The Andersen Project, or


What do you expect when you go to see a play? Is it a different experience from going to see a movie, or a circus? Seeing this play is like seeing more media than we thought could be so combined. Yet to what effect?

My esteemed friend Stephen Huddart, while visiting him in Montreal and touring his wife's recently concluded gig at the National Theatre School, told me that The Andersen Project was the best play he'd ever seen. Considering how much my own plays are due to the skill and imagination of Stephen and Catherine Huddart, I bought tickets for this play as soon as they came on sale in Vancouver, last fall.

I did not know such stagecraft was possible. Frank remembered a pavilion at Vancouver's 86 Expo that had similar effects. I've always loved going to Expos for their tremulous unveiling of technology of that era, to seduce you into buying that company's product, with something resembling Art, or at least borrowing its expectations.

This was what Walt Disney lived and died for. The illusion of climbing a stair case, or taking trains, or coming forth from a tree spirit into a woman and visiting the Paris World's Fair from the Andersen story The Dryad. At no point was this not overwhelming. Like those world's fairs, this challenges anyone who thinks of marrying their ideas with technological possibilities.
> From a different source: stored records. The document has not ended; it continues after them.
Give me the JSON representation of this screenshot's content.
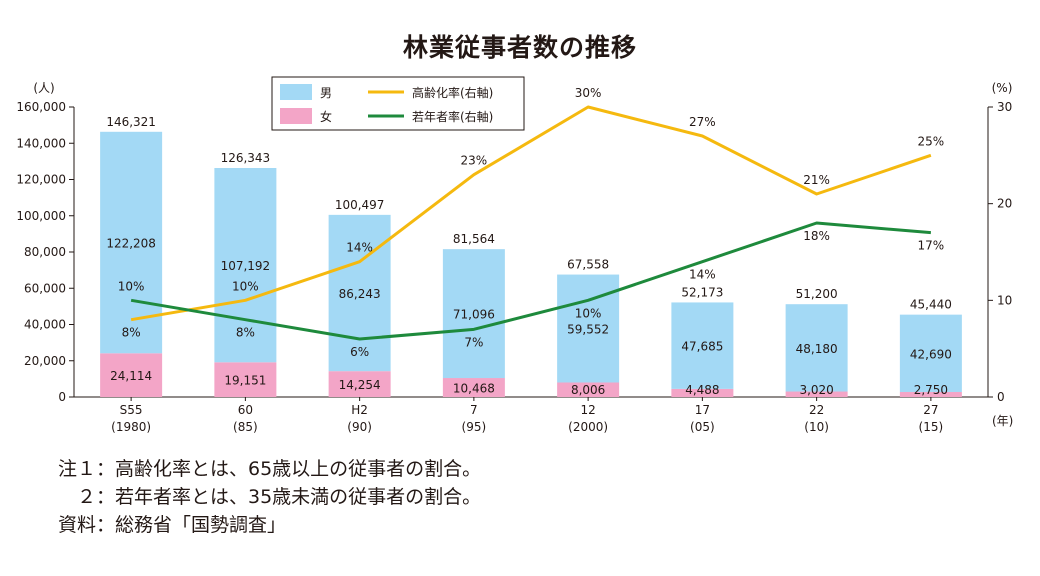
{
  "title": "林業従事者数の推移",
  "chart_data": {
    "type": "bar",
    "categories": [
      "S55",
      "60",
      "H2",
      "7",
      "12",
      "17",
      "22",
      "27"
    ],
    "category_sublabels": [
      "(1980)",
      "(85)",
      "(90)",
      "(95)",
      "(2000)",
      "(05)",
      "(10)",
      "(15)"
    ],
    "x_unit": "(年)",
    "y_left": {
      "unit": "(人)",
      "min": 0,
      "max": 160000,
      "ticks": [
        0,
        20000,
        40000,
        60000,
        80000,
        100000,
        120000,
        140000,
        160000
      ],
      "tick_labels": [
        "0",
        "20,000",
        "40,000",
        "60,000",
        "80,000",
        "100,000",
        "120,000",
        "140,000",
        "160,000"
      ]
    },
    "y_right": {
      "unit": "(%)",
      "min": 0,
      "max": 30,
      "ticks": [
        0,
        10,
        20,
        30
      ],
      "tick_labels": [
        "0",
        "10",
        "20",
        "30"
      ]
    },
    "stacked": true,
    "series": [
      {
        "name": "女",
        "kind": "bar",
        "color": "#f3a5c7",
        "values": [
          24114,
          19151,
          14254,
          10468,
          8006,
          4488,
          3020,
          2750
        ],
        "labels": [
          "24,114",
          "19,151",
          "14,254",
          "10,468",
          "8,006",
          "4,488",
          "3,020",
          "2,750"
        ]
      },
      {
        "name": "男",
        "kind": "bar",
        "color": "#a3d9f5",
        "values": [
          122208,
          107192,
          86243,
          71096,
          59552,
          47685,
          48180,
          42690
        ],
        "labels": [
          "122,208",
          "107,192",
          "86,243",
          "71,096",
          "59,552",
          "47,685",
          "48,180",
          "42,690"
        ]
      },
      {
        "name": "高齢化率(右軸)",
        "kind": "line",
        "axis": "right",
        "color": "#f5b90f",
        "values": [
          8,
          10,
          14,
          23,
          30,
          27,
          21,
          25
        ],
        "labels": [
          "8%",
          "10%",
          "14%",
          "23%",
          "30%",
          "27%",
          "21%",
          "25%"
        ]
      },
      {
        "name": "若年者率(右軸)",
        "kind": "line",
        "axis": "right",
        "color": "#1e8a3c",
        "values": [
          10,
          8,
          6,
          7,
          10,
          14,
          18,
          17
        ],
        "labels": [
          "10%",
          "8%",
          "6%",
          "7%",
          "10%",
          "14%",
          "18%",
          "17%"
        ]
      }
    ],
    "totals": [
      "146,321",
      "126,343",
      "100,497",
      "81,564",
      "67,558",
      "52,173",
      "51,200",
      "45,440"
    ],
    "legend": {
      "placement": "top-left",
      "order": [
        "男",
        "女",
        "高齢化率(右軸)",
        "若年者率(右軸)"
      ]
    }
  },
  "notes": [
    "注１：高齢化率とは、65歳以上の従事者の割合。",
    "　２：若年者率とは、35歳未満の従事者の割合。",
    "資料：総務省「国勢調査」"
  ]
}
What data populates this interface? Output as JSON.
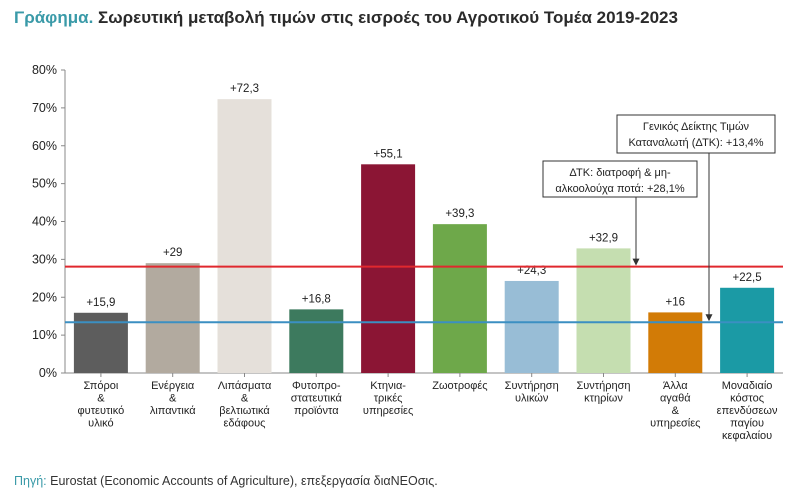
{
  "header": {
    "title_prefix": "Γράφημα.",
    "title_text": "Σωρευτική μεταβολή τιμών στις εισροές του Αγροτικού Τομέα 2019-2023"
  },
  "footer": {
    "source_prefix": "Πηγή:",
    "source_text": "Eurostat (Economic Accounts of Agriculture), επεξεργασία διαΝΕΟσις."
  },
  "chart_data": {
    "type": "bar",
    "title": "Σωρευτική μεταβολή τιμών στις εισροές του Αγροτικού Τομέα 2019-2023",
    "ylim": [
      0,
      80
    ],
    "yticks": [
      "0%",
      "10%",
      "20%",
      "30%",
      "40%",
      "50%",
      "60%",
      "70%",
      "80%"
    ],
    "grid": false,
    "categories": [
      [
        "Σπόροι",
        "&",
        "φυτευτικό",
        "υλικό"
      ],
      [
        "Ενέργεια",
        "&",
        "λιπαντικά"
      ],
      [
        "Λιπάσματα",
        "&",
        "βελτιωτικά",
        "εδάφους"
      ],
      [
        "Φυτοπρο-",
        "στατευτικά",
        "προϊόντα"
      ],
      [
        "Κτηνια-",
        "τρικές",
        "υπηρεσίες"
      ],
      [
        "Ζωοτροφές"
      ],
      [
        "Συντήρηση",
        "υλικών"
      ],
      [
        "Συντήρηση",
        "κτηρίων"
      ],
      [
        "Άλλα",
        "αγαθά",
        "&",
        "υπηρεσίες"
      ],
      [
        "Μοναδιαίο",
        "κόστος",
        "επενδύσεων",
        "παγίου",
        "κεφαλαίου"
      ]
    ],
    "values": [
      15.9,
      29,
      72.3,
      16.8,
      55.1,
      39.3,
      24.3,
      32.9,
      16,
      22.5
    ],
    "value_labels": [
      "+15,9",
      "+29",
      "+72,3",
      "+16,8",
      "+55,1",
      "+39,3",
      "+24,3",
      "+32,9",
      "+16",
      "+22,5"
    ],
    "colors": [
      "#5d5d5d",
      "#b2aa9f",
      "#e5e0da",
      "#3d7a5e",
      "#8b1534",
      "#6ea84a",
      "#98bdd6",
      "#c5deb0",
      "#d27b06",
      "#1b9aa5"
    ],
    "reference_lines": [
      {
        "value": 28.1,
        "color": "#e0282e",
        "label": [
          "ΔΤΚ: διατροφή & μη-",
          "αλκοολούχα ποτά: +28,1%"
        ]
      },
      {
        "value": 13.4,
        "color": "#3b8fc2",
        "label": [
          "Γενικός Δείκτης Τιμών",
          "Καταναλωτή (ΔΤΚ): +13,4%"
        ]
      }
    ]
  }
}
If only the Firesign Theatre had Lepage's millions, what stagecraft they could have altered reality with.

My friend from Lepage's Montreal was right on how this play sets the bar, if you're going to do fully funded theatre, you can't do less than this or else keep making soundless films a century after the invention of talkies. But my friend Dave Samuels was right as well, the pyramid of technology did not support this script, ie it could have done so much more with a thematically, as opposed to just a technologically advanced venture. I know Lepage had to do this story for his commission and if Andersen were alive to see it, he might rejoice in the modernization of his out of time tarried tales. This play has won shelves of awards and its numerous makers well deserve them. But one doesn't cure loneliness by identifying with the loneliness of others. Plays benefit only those who have come to play.
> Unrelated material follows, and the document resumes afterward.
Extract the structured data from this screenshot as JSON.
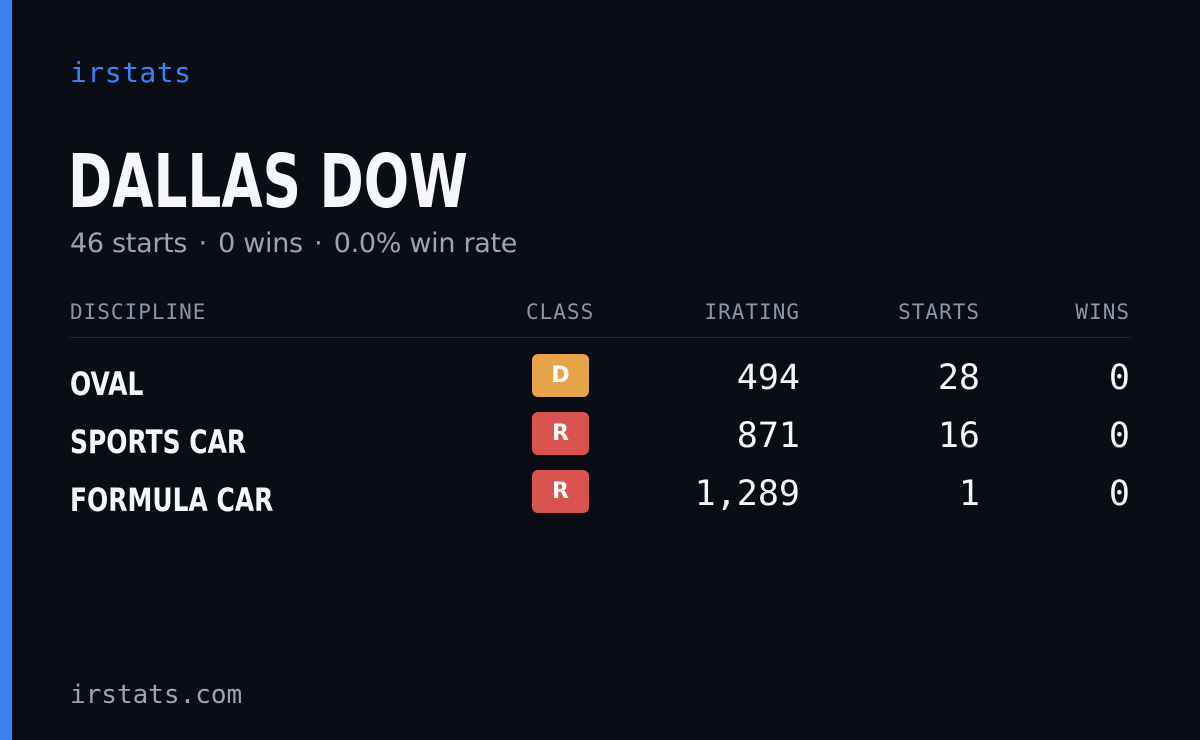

"I knew that this would end like a Hans Christian Andersen story, where humans who have longings and desires die, and animals have lots of children and live happily ever after" says Lepage at the plays end, as he is about to be engulfed in fire. It is a stunning theatrical moment. I felt electrocuted by its eloquence. At the same time, I wondered if my daughter Monique and her friend Kim had such eloquent thoughts as they were being blown up on May 30, 1998. Or not. Should it matter? The idea of incinerating people spectacularly is a constant desire of more film makers than is necessary to count. Good box office. Blow them all up. Lepage can provide the best words, Hollywood can produce the most scintillating flames. Everyone benefits. Except the dead.